Y a-t-il rien, mes frères, de plus déplorable que d’avoir les mêmes personnes tout ‘ensemble pour maîtres et pour ennemis? Lorsque les serviteurs ordinaires obéissent à leurs maîtres, ils sont aimés d’eux. Ceux-ci au contraire obéissent à cent maîtres divers, et ils sont haïs de tous. Après qu’ils les ont traités en esclaves, ils les traitent en ennemis, et ils payent la bassesse de leurs services d’une inimitié mortelle; inimitié qui est d’autant plus dangereuse qu’elle est pins cachée, et que, feignant d’être leurs amis lorsqu’ils les haïssent à mort, ils ne trouvent leur bonheur que dans leur malheur, et leur satisfaction que dans leur perte.

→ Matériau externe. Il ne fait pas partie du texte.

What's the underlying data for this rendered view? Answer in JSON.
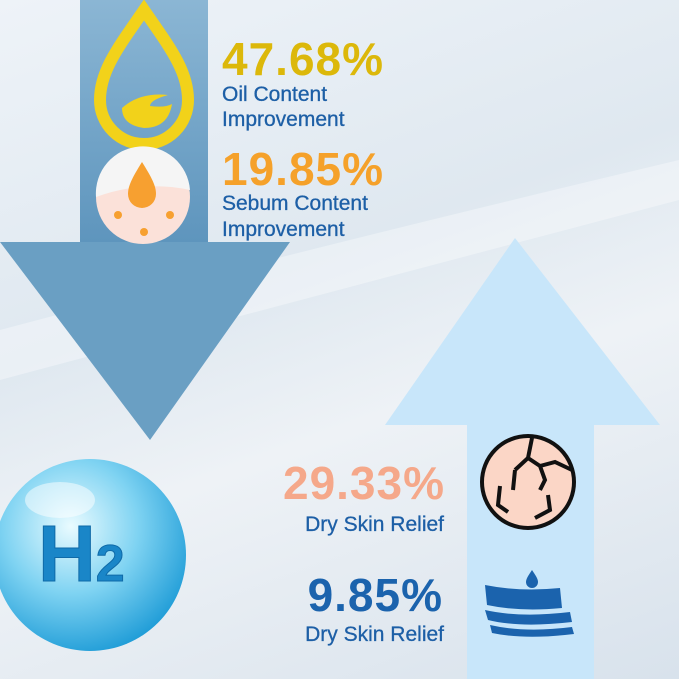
{
  "stats": [
    {
      "value": "47.68%",
      "label_line1": "Oil Content",
      "label_line2": "Improvement",
      "color": "#dcb80a"
    },
    {
      "value": "19.85%",
      "label_line1": "Sebum Content",
      "label_line2": "Improvement",
      "color": "#f5a12a"
    },
    {
      "value": "29.33%",
      "label": "Dry Skin Relief",
      "color": "#f5a88a"
    },
    {
      "value": "9.85%",
      "label": "Dry Skin Relief",
      "color": "#1b63ad"
    }
  ],
  "bubble": {
    "text": "H",
    "subscript": "2"
  },
  "colors": {
    "down_arrow": "#6a9fc3",
    "up_arrow": "#c8e6fa",
    "label_blue": "#1d5fa6"
  }
}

Ce n’est pas ainsi, mes frères, que les chrétiens vivent. Si l’un d’eux souffre, les autres compatissent et souffrent avec lui : si l’un est dans la joie, tous les autres y prennent part. Saint Paul le dit clairement : « Quand un membre souffre, tous les autres membres souffrent avec lui, et quand un membre «est dans la gloire, tous les autres membres « s’en réjouissent » (I Cor. XII, 26.) C’est pourquoi lorsqu’il recommande aux chrétiens d’entrer dans cette disposition, il dit de lui-même:
« Quelle est mon espérance ou quelle est ma joie? n’est-ce pas vous»? (I Thessal. II, 19.) Il dit aussi ailleurs : « Nous vivons si vous demeurez fermes dans le Seigneur ». (II Cor. II, 4.) Et ailleurs: « Je vous ai écrit dans une grande douleur et affliction de coeur ». Et ailleurs : « Qui est faible sans que je sois aussi faible? Qui est scandalisé sans que je sois brûlé moi-même » ? (II Cor. XI, 29.)

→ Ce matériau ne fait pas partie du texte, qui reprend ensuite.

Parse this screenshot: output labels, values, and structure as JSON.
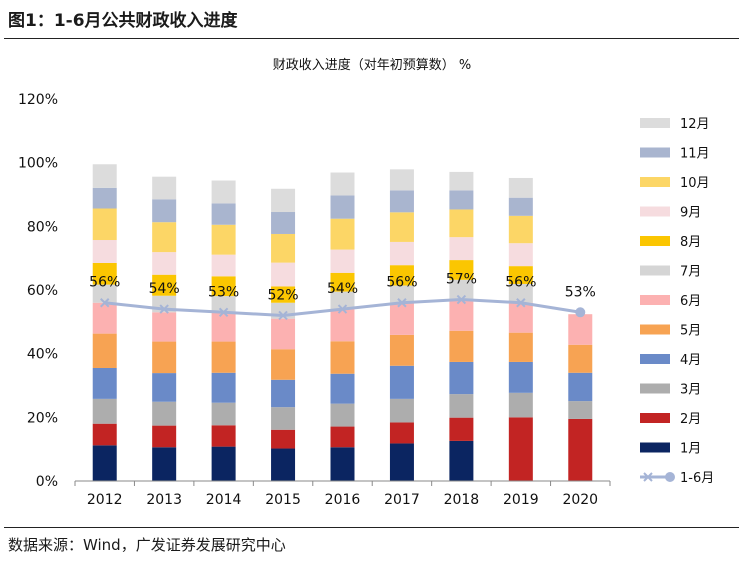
{
  "figure_title": "图1：1-6月公共财政收入进度",
  "source_note": "数据来源：Wind，广发证券发展研究中心",
  "chart_data": {
    "type": "bar",
    "stacked": true,
    "title": "财政收入进度（对年初预算数） %",
    "categories": [
      "2012",
      "2013",
      "2014",
      "2015",
      "2016",
      "2017",
      "2018",
      "2019",
      "2020"
    ],
    "ylim": [
      0,
      120
    ],
    "yticks": [
      "0%",
      "20%",
      "40%",
      "60%",
      "80%",
      "100%",
      "120%"
    ],
    "grid": false,
    "legend_position": "right",
    "series": [
      {
        "name": "1月",
        "color": "#0b2561",
        "values": [
          11.2,
          10.6,
          10.8,
          10.2,
          10.6,
          11.8,
          12.6,
          0,
          0
        ]
      },
      {
        "name": "2月",
        "color": "#c22423",
        "values": [
          6.8,
          6.8,
          6.7,
          5.9,
          6.5,
          6.6,
          7.3,
          20.0,
          19.5
        ]
      },
      {
        "name": "3月",
        "color": "#adadad",
        "values": [
          7.8,
          7.5,
          7.1,
          7.1,
          7.2,
          7.4,
          7.4,
          7.7,
          5.6
        ]
      },
      {
        "name": "4月",
        "color": "#6a8ac8",
        "values": [
          9.7,
          9.0,
          9.4,
          8.6,
          9.4,
          10.4,
          10.1,
          9.7,
          8.9
        ]
      },
      {
        "name": "5月",
        "color": "#f7a353",
        "values": [
          10.8,
          9.9,
          9.8,
          9.6,
          10.2,
          9.7,
          9.8,
          9.2,
          8.8
        ]
      },
      {
        "name": "6月",
        "color": "#fcb1b1",
        "values": [
          9.7,
          9.2,
          9.2,
          9.6,
          10.1,
          10.1,
          9.8,
          9.4,
          9.6
        ]
      },
      {
        "name": "7月",
        "color": "#d5d5d5",
        "values": [
          5.7,
          5.2,
          5.1,
          5.0,
          5.5,
          5.4,
          6.2,
          5.9,
          0
        ]
      },
      {
        "name": "8月",
        "color": "#fbc601",
        "values": [
          6.8,
          6.6,
          6.2,
          5.1,
          5.9,
          6.4,
          6.2,
          5.6,
          0
        ]
      },
      {
        "name": "9月",
        "color": "#f6dcdf",
        "values": [
          7.2,
          7.1,
          6.8,
          7.5,
          7.3,
          7.3,
          7.2,
          7.2,
          0
        ]
      },
      {
        "name": "10月",
        "color": "#fcd666",
        "values": [
          9.9,
          9.4,
          9.4,
          9.0,
          9.7,
          9.3,
          8.7,
          8.6,
          0
        ]
      },
      {
        "name": "11月",
        "color": "#a9b5cf",
        "values": [
          6.5,
          7.2,
          6.7,
          6.9,
          7.3,
          6.9,
          6.0,
          5.7,
          0
        ]
      },
      {
        "name": "12月",
        "color": "#dcdcdc",
        "values": [
          7.4,
          7.1,
          7.2,
          7.3,
          7.2,
          6.6,
          5.8,
          6.2,
          0
        ]
      }
    ],
    "line_series": {
      "name": "1-6月",
      "color": "#a5b4d6",
      "values": [
        56,
        54,
        53,
        52,
        54,
        56,
        57,
        56,
        53
      ],
      "labels": [
        "56%",
        "54%",
        "53%",
        "52%",
        "54%",
        "56%",
        "57%",
        "56%",
        "53%"
      ]
    }
  }
}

Pourquoi donc souffrons-nous volontairement tant d’agitations dans le monde ? Pourquoi ne courons-nous pas avec ardeur dans ce port heureux et tranquille, où nous pouvons vivre dans un parfait contentement? Que ne quittons-nous ces faux biens qui n’en ont que le nom et l’apparence, pour-embrasser les solides et les véritables? La gloire, la puissance, les richesses, la réputation, et les autres choses semblables, ne sont dans les gens du monde que des noms vides et stériles, mais ce sont des effets et des choses réelles parmi nous; comme au contraire, les maux, le mépris, la pauvreté et la mort ne sont que des noms parmi nous, mais des choses réelles et véritables dans le monde.
Jugez de ce que je dis en exprimant quelle est la vanité de cette gloire qu’on estime dans le monde, et qu’on y désire avec tant de passion. Je ne m’arrête point à dire qu’elle ne dure qu’un moment, et qu’elle passe aussitôt. Voyons lors même qu’elle est dans son plus grand éclat, ce que c’est dans la vérité. Ne lui ôtons point le fard dont elle tâche de couvrir sa laideur, et cet ornement emprunté dont elle se pare. Faisons-la paraître dans toute sa magnificence, et voyons ensuite combien elle est laide et difforme. Parons-la donc d’abord de toute sa beauté, je veux dire de ce nombre d’officiers, de gardes, de flatteurs, de hérauts et de trompettes qui marchent devant elle, de ces honneurs, de ces soumissions, de ce silence, de cette admiration des hommes, de cette fierté avec laquelle on traite ceux qui ne font pas place, et qui ne se pressent pas pour laisser passer au large ces personnes sur qui tout le monde jette les yeux. Cela sans doute vous paraît fort magnifique : mais voyons-en la vanité, et considérez si ce n’est pas en effet la seule imagination des hommes qui donne à cette bassesse le nom de grandeur. Car quel avantage retire de ces honneurs le corps ou l’âme de celui qui les reçoit? En sera-t-il de plus grande taille? en deviendra-t-il plus robuste, plus sain ou plus (461) vigoureux ? En aura-t-il les sens plus pénétrants et plus vifs? Je ne crois pas qu’il y ait personne qui puisse avoir ces pensées.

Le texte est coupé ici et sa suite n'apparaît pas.